Filho de Maurício Pereira (da banda Os Mulheres Negras), Tim, com 26 anos, está na música desde o berço. “Cresci nesse ambiente, entrei em aulas de música bem pequeno. Fui tocando e com uns 15 anos decidi que queria seguir profissionalmente, que queria fazer faculdade de música”, remonta. A banda O Terno, dividida com Biel Basile e Guilherme D’Almeida, foi criada em 2009. Em 8 anos, o grupo se estabeleceu na cena nacional, com três discos lançados e participações em festivais como Lollapalooza e Primavera Sound. “O primeiro disco d’O Terno saiu em 2012 e, de lá pra cá, foi meio isso: me descobrir como compositor, explorar, experimentar coisas com a banda, sozinho. Agora é esse CD solo”, resume, modesto, a trajetória.
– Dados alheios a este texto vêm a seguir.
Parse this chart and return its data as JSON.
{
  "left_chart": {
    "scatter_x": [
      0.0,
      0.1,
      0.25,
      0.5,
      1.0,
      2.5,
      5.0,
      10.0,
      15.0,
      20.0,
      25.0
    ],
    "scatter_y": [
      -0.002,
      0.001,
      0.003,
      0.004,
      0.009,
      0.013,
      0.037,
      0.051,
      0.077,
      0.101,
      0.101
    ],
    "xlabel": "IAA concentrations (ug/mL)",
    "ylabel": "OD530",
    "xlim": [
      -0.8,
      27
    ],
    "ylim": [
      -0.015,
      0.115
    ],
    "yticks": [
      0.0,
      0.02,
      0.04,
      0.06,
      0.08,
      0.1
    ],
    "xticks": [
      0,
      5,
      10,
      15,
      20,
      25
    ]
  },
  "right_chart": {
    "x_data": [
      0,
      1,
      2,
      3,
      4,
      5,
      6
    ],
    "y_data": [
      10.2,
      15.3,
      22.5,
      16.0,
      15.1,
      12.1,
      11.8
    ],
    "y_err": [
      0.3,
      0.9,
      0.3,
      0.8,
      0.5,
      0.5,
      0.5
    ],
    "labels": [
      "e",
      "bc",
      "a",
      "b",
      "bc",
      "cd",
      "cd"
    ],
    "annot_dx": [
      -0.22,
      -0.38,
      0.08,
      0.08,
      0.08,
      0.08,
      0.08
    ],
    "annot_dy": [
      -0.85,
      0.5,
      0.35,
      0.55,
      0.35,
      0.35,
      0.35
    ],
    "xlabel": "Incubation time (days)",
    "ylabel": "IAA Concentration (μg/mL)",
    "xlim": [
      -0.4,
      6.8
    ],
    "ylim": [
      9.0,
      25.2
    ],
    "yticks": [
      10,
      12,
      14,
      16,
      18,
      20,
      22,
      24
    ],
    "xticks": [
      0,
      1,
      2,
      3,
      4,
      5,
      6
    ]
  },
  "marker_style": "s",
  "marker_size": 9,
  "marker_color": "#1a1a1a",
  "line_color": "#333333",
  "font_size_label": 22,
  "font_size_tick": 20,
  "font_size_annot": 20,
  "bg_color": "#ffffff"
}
O projeto do disco, conta Tim, não é novo. “Acontecia paralelamente na minha cabeça, desde o início. De vez em quando escrevia uma música que não fazia sentido ser de banda”, relembra. “Fui escrevendo e pensando: ‘isso é outro projeto’. Estava focado na banda, ia colocando as músicas no baú e esperando chegar a hora”. Este momento veio após o lançamento do terceiro disco do O Terno, Melhor do Que Parece, de 2016. “O trabalho abriu a cabeça da banda para novos caminhos, tenta outra sonoridade. Quando montamos o repertório dele e olhei meu repertório paralelo, vi que meu disco tava pronto. Eu ainda só não tinha tido segurança (de lançar)”, confessa. “Desde a primeira composição do Recomeçar, era um tipo de música que eu queria fazer pra mim, sem pensar se mostraria pros outros. Demorei para fazer o disco porque (nele) estou mais exposto, mesmo. Tinha tanto um lado de ‘isso é bem direto, vou me expor tanto assim?’ quanto ‘isso é muito simples, não vou estar sendo genérico?’”, divide as inseguranças.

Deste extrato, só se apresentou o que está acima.